As you can see in the stack trace, the part responsible for the error is the _infer_schema method. Inside you will find if-else statements that indicate pretty clearly why the DataFrame creation failed:

    if isinstance(row, dict):
# ...
    elif isinstance(row, (tuple, list)):
# ...
    elif hasattr(row, "__dict__"):  # object    
# ...
else:
        raise TypeError("Can not infer schema for type: %s" % type(row))

There is nothing you can do here except changing the instance creation method. Let's check the first one. Here, instead of using a simple string type, you have to use a dictionary, so automatically you will provide the structure of your DataFrame:

letters = [{'letter': 'a'}, {'letter': 'b'}, {'letter': 'c'}]
spark.createDataFrame(letters).show(truncate=False)

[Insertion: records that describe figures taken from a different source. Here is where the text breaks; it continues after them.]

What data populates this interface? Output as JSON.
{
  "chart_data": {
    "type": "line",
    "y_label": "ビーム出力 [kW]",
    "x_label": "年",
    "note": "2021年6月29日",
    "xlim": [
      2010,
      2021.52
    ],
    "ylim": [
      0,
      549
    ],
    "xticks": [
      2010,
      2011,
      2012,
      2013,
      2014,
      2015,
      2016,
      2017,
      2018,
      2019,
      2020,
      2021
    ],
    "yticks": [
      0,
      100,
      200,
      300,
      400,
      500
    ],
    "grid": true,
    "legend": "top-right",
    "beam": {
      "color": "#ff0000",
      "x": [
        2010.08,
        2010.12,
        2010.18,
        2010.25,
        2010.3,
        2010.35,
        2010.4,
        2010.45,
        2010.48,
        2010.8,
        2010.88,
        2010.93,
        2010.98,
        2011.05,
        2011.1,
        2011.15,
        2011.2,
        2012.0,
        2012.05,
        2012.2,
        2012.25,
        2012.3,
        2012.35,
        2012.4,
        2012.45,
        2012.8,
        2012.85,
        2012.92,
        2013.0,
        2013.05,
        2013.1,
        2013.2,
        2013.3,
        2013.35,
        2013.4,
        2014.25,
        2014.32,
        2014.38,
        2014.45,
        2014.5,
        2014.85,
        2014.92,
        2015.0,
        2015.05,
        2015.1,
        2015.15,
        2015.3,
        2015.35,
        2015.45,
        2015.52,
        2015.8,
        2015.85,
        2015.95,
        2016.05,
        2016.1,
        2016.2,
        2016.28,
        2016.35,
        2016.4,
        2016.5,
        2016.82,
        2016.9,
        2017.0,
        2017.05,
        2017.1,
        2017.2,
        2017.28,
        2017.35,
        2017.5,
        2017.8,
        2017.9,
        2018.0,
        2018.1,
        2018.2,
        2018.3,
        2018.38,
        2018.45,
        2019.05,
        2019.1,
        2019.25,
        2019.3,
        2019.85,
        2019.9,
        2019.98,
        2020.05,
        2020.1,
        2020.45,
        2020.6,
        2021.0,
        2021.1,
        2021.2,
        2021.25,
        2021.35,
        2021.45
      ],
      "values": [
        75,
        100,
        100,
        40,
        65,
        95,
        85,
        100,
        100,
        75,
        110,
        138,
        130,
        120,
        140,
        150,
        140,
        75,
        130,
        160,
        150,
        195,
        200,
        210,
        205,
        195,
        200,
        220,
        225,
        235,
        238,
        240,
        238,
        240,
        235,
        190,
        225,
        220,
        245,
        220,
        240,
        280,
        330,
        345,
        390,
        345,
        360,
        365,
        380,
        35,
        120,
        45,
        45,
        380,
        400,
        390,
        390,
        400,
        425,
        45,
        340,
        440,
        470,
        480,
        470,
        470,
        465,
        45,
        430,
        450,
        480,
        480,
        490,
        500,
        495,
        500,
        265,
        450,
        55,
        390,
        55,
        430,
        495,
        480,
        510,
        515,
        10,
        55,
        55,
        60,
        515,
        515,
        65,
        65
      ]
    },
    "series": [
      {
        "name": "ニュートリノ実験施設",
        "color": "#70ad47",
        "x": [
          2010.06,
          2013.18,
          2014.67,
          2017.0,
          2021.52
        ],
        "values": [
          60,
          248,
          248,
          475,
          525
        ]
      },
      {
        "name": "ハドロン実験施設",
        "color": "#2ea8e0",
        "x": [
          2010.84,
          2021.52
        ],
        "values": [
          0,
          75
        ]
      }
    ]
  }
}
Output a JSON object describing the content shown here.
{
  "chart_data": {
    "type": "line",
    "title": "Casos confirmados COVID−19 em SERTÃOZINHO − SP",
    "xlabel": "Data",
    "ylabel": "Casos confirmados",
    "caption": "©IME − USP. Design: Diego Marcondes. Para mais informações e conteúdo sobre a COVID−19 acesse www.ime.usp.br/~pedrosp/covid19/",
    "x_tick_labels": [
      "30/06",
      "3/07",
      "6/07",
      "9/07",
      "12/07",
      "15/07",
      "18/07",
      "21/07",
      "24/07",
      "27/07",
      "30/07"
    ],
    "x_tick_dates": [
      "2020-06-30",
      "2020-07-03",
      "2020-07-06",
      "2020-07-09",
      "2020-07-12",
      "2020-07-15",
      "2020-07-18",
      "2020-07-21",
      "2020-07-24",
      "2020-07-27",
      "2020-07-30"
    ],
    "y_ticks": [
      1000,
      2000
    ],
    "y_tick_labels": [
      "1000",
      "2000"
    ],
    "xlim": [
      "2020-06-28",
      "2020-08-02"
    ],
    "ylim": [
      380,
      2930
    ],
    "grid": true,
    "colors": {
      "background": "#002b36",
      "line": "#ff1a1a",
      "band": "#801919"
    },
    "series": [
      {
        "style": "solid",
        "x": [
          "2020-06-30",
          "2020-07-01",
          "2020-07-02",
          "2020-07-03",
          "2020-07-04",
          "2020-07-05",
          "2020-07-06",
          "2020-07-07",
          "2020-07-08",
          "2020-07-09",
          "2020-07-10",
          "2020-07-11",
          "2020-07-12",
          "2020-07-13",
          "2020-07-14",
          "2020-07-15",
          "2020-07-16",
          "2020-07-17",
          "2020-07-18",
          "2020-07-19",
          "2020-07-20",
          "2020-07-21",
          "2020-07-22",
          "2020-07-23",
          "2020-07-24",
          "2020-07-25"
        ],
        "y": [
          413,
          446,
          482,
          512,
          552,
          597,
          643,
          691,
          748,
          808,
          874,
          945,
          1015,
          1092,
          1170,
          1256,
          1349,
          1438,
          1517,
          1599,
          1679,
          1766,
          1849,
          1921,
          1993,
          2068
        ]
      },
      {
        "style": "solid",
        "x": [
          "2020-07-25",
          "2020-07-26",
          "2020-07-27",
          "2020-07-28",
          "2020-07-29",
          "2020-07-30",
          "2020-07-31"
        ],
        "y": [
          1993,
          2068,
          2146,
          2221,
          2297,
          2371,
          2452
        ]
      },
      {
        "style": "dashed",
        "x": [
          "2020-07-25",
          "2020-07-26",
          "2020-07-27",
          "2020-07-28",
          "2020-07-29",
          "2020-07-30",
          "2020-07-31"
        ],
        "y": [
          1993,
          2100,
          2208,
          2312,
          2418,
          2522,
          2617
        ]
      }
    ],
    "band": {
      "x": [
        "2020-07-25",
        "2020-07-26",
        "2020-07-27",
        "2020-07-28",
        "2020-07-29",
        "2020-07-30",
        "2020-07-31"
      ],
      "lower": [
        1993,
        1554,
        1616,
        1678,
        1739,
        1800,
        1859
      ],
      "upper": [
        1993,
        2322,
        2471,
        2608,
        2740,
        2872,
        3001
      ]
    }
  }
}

The execution of the above code is not ideal, though. Once executed, you will see a warning saying that "inferring schema from dict is deprecated, please use pyspark.sql.Row instead". However this deprecation warning is supposed to be un-deprecated in one of the next releases because it mirrors one of the Pandas' functionalities and is judged as being Pythonic enough to stay in the code. If you want to discover more about this challenge, follow the Project Zen epic on JIRA. Anyway, that's not the topic of this blog post (maybe the next one 🤔). Let's go back to the DataFrame initialization.

The second method from the list is a quite mysterious (tuple, list) type. What does it mean? Is it for (('letter'), ['a'])? Not really. If you check the internals, you will see that it's more for the classes exposing the __fields__ or _fields attributes. An example of the former one is Row whereas for the latter the namedtuple:

letters_tuple_list = [(('letter'), ['a']), (('letter'), ['b'])]
spark.createDataFrame(letters_tuple_list).show(truncate=False)

LetterRow = Row('letter')
letters_from_row = [LetterRow('a'), LetterRow('b')]
spark.createDataFrame(letters_from_row).show(truncate=False)

LetterNamedTuple = namedtuple('Letter', ['letter'])
letters_from_named_tuple = [LetterNamedTuple('a'), LetterNamedTuple('b')]
spark.createDataFrame(letters_from_row).show(truncate=False)

Currently this method will be also responsible for converting a pair into a DataFrame's row. And that's the reason one of the fixes to the initial problem of converting an ('a') into a DataFrame could be adding a new column to get ('a', 1):

letters_tuple_pair = [('a', 1), ('b', 1)]
spark.createDataFrame(letters_tuple_pair).show(truncate=False)

The final accepted method uses a class, so object type:

class LetterObject:
    def __init__(self, letter):
        self.letter = letter

letters_from_object = [LetterObject('a'), LetterObject('b')]
spark.createDataFrame(letters_from_object).show(truncate=False)

In the video below you can see all of these methods in action:

Thank you, korolmi!

As an alternative to the presented solutions, you can use the one shared by korolmi in the comment just below:

letters = [('a',), ('b',), ('c',)]

You can see then that there are multiple solutions to the problem of initializing the DataFrame with a single column from an in-memory dataset. If for whatever reason you have to do so, you don't have to add another column.